Effect of Retigabine on Synaptic Transmission Between Pairs of Cultured Cortical Neurons
Abstract number :
3.164
Submission category :
Year :
2001
Submission ID :
361
Source :
www.aesnet.org
Presentation date :
12/1/2001 12:00:00 AM
Published date :
Dec 1, 2001, 06:00 AM
Authors :
J.F. Otto, B.S., Pharmacology & Toxicology, University of Utah, Salt Lake City, UT; M.M. Kimball, University of Utah, Salt Lake City, UT; K.S. Wilcox, Ph.D., Pharmacology & Toxicology, University of Utah, Salt Lake City, UT
RATIONALE: The novel anticonvulsant drug retigabine has been found to effectively reduce or block seizure activity in a wide variety of animal models of epilepsy. A primary mechanism of action of retigabine is the enhanced activation of heteromeric potassium channels comprised of the KCNQ2 and KCNQ3 subunits. In addition, retigabine potentiates Cl- currents induced by subsaturating concentrations of exogenously applied GABA. The present set of experiments were conducted in a simple in vitro model system to directly determine the effects of retigabine on excitatory and inhibitory synaptic transmission.
METHODS: Whole-cell patch clamp recordings were obtained from monosynaptically connected pairs of cultured cortical neurons. Action potentials were evoked in the presynaptic neuron and the effects of retigabine on GABA[sub]A[/sub] mediated IPSCs and non-NMDA mediated EPSCs were determined. Miniature IPSCs were recorded in the presence of TTX (500 nM) and CNQX (10 [mu]M).
RESULTS: Retigabine significantly hyperpolarized the membrane potentials of all neurons, and decreased the number of action potentials generated by direct current injection. In addition, retigabine dramatically potentiated IPSCs mediated by activation of GABA[sub]A[/sub] receptors. Peak amplitude, 90-10% decay time, slow decay time constant, and consequently the total charge transfer of IPSCs were all significantly enhanced by retigabine.
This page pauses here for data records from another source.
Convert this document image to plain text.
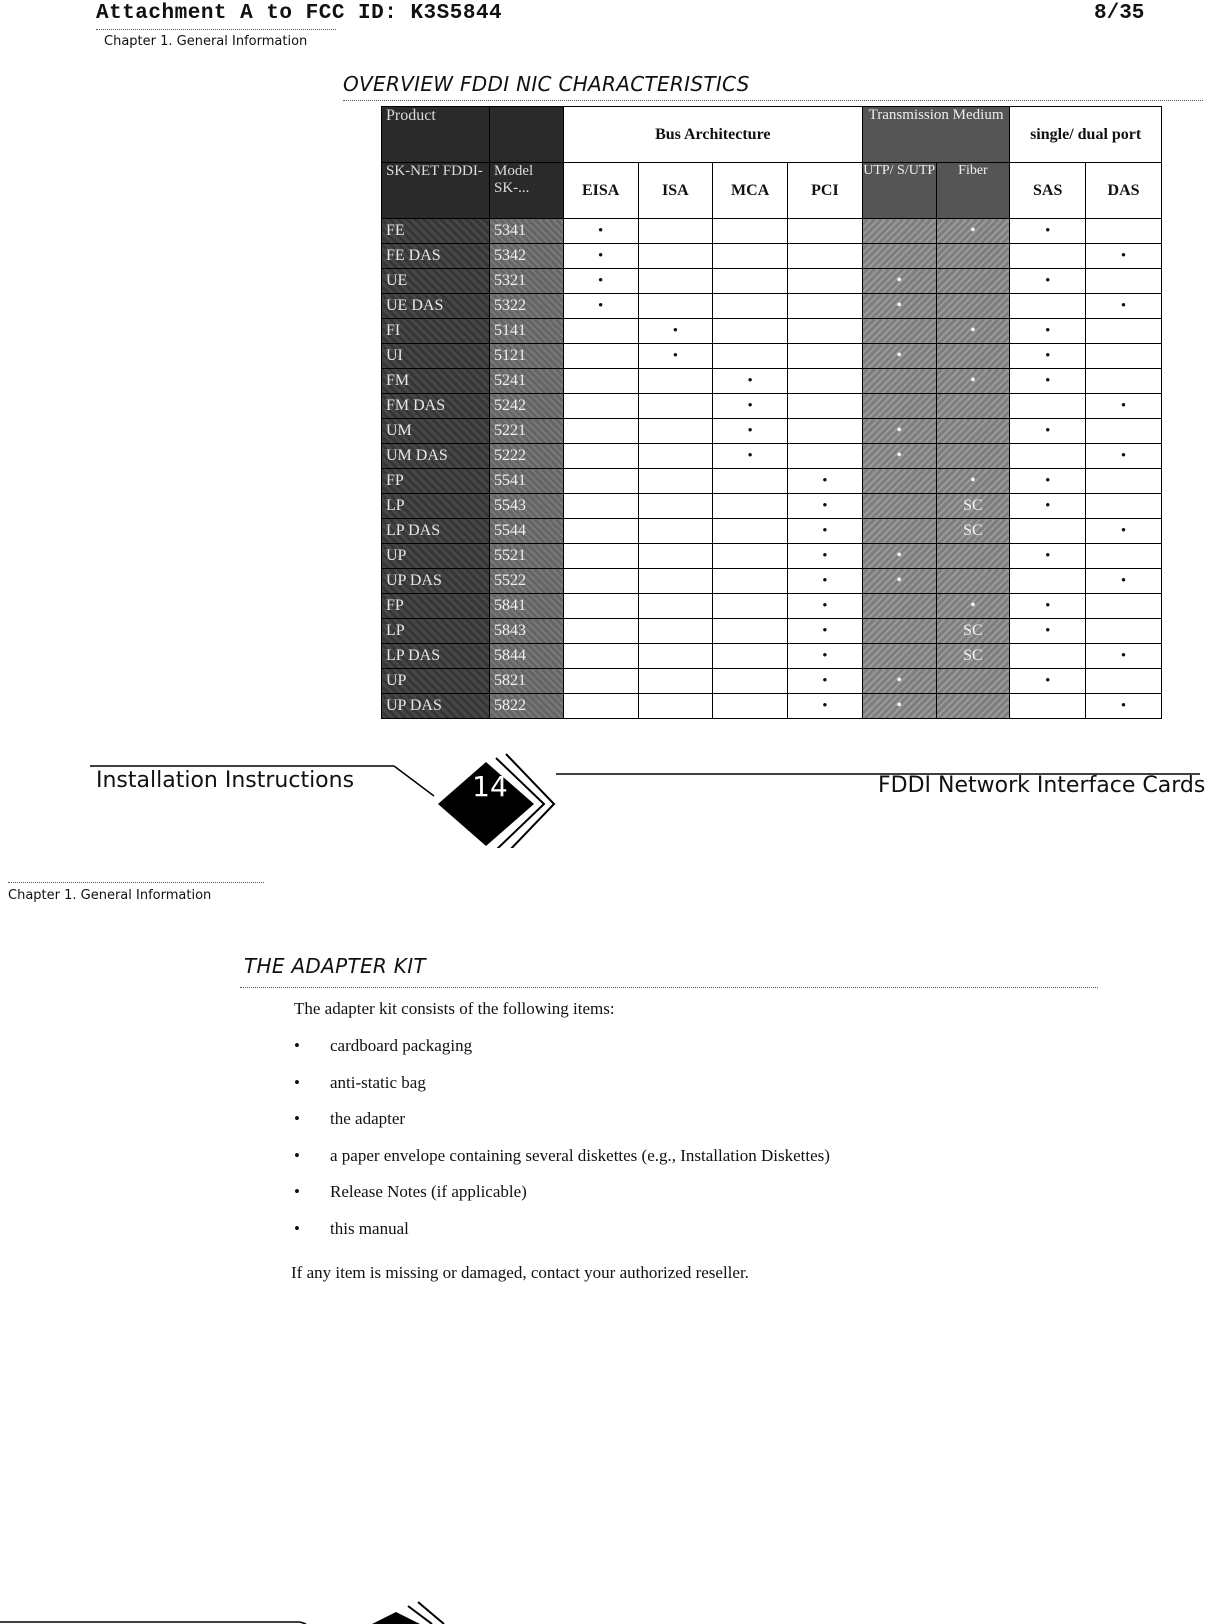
Attachment A to FCC ID: K3S5844	8/35
Chapter 1. General Information
OVERVIEW FDDI NIC CHARACTERISTICS
Product		Bus Architecture				Transmission Medium		single/ dual port	
SK-NET FDDI-	Model SK-...	EISA	ISA	MCA	PCI	UTP/ S/UTP	Fiber	SAS	DAS
FE	5341	•					•	•	
FE DAS	5342	•							•
UE	5321	•				•		•	
UE DAS	5322	•				•			•
FI	5141		•				•	•	
UI	5121		•			•		•	
FM	5241			•			•	•	
FM DAS	5242			•					•
UM	5221			•		•		•	
UM DAS	5222			•		•			•
FP	5541				•		•	•	
LP	5543				•		SC	•	
LP DAS	5544				•		SC		•
UP	5521				•	•		•	
UP DAS	5522				•	•			•
FP	5841				•		•	•	
LP	5843				•		SC	•	
LP DAS	5844				•		SC		•
UP	5821				•	•		•	
UP DAS	5822				•	•			•
Installation Instructions	14	FDDI Network Interface Cards
Chapter 1. General Information
THE ADAPTER KIT
The adapter kit consists of the following items:
• cardboard packaging
• anti-static bag
• the adapter
• a paper envelope containing several diskettes (e.g., Installation Diskettes)
• Release Notes (if applicable)
• this manual
If any item is missing or damaged, contact your authorized reseller.
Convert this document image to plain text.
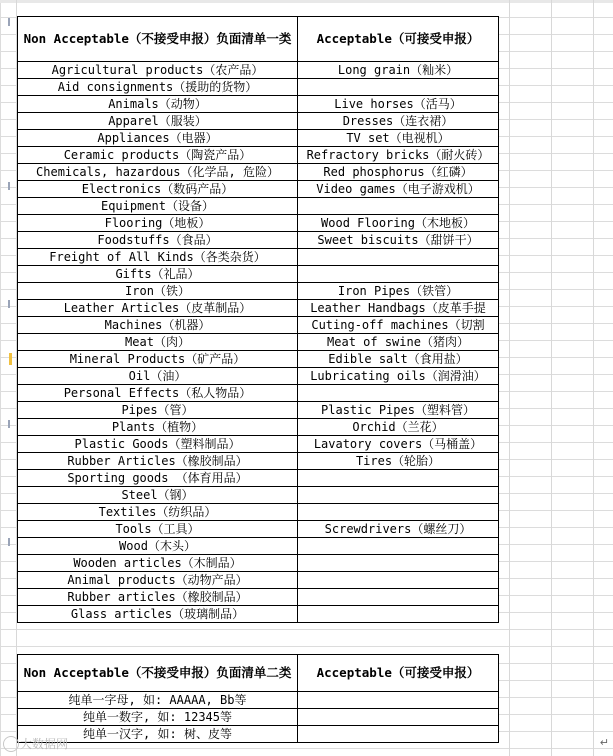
Non Acceptable（不接受申报）负面清单一类	Acceptable（可接受申报）
Agricultural products（农产品）	Long grain（籼米）
Aid consignments（援助的货物）	
Animals（动物）	Live horses（活马）
Apparel（服装）	Dresses（连衣裙）
Appliances（电器）	TV set（电视机）
Ceramic products（陶瓷产品）	Refractory bricks（耐火砖）
Chemicals, hazardous（化学品, 危险）	Red phosphorus（红磷）
Electronics（数码产品）	Video games（电子游戏机）
Equipment（设备）	
Flooring（地板）	Wood Flooring（木地板）
Foodstuffs（食品）	Sweet biscuits（甜饼干）
Freight of All Kinds（各类杂货）	
Gifts（礼品）	
Iron（铁）	Iron Pipes（铁管）
Leather Articles（皮革制品）	Leather Handbags（皮革手提
Machines（机器）	Cuting-off machines（切割
Meat（肉）	Meat of swine（猪肉）
Mineral Products（矿产品）	Edible salt（食用盐）
Oil（油）	Lubricating oils（润滑油）
Personal Effects（私人物品）	
Pipes（管）	Plastic Pipes（塑料管）
Plants（植物）	Orchid（兰花）
Plastic Goods（塑料制品）	Lavatory covers（马桶盖）
Rubber Articles（橡胶制品）	Tires（轮胎）
Sporting goods （体育用品）	
Steel（钢）	
Textiles（纺织品）	
Tools（工具）	Screwdrivers（螺丝刀）
Wood（木头）	
Wooden articles（木制品）	
Animal products（动物产品）	
Rubber articles（橡胶制品）	
Glass articles（玻璃制品）	
Non Acceptable（不接受申报）负面清单二类	Acceptable（可接受申报）
纯单一字母, 如: AAAAA, Bb等	
纯单一数字, 如: 12345等	
纯单一汉字, 如: 树、皮等	
大数据网	↵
This effect was limited to IPSCs, as retigabine had no significant effect on EPSCs mediated by activation of non-NMDA ionotropic glutamate receptors. Paired-pulse depression was not altered by retigabine, suggesting that its effect on IPSCs is primarily postsynaptic. Consistent with the hypothesis that retigabine increases inhibitory neurotransmission via a direct action on the GABA[sub]A[/sub] receptor, the peak amplitudes, 90-10% decay times, and total charge transfer of spontaneous miniature IPSCs were also significantly increased.
CONCLUSIONS: Retigabine has both presynaptic and postsynaptic actions that serve to dramatically dampen excitability in neural circuits. These multiple actions likely underlie the potent anticonvulsant profile of this unique compound.
Support: This work was supported by NIH contract N01-NS-4-2311 and an ASPET Summer Fellowship to M.M.K.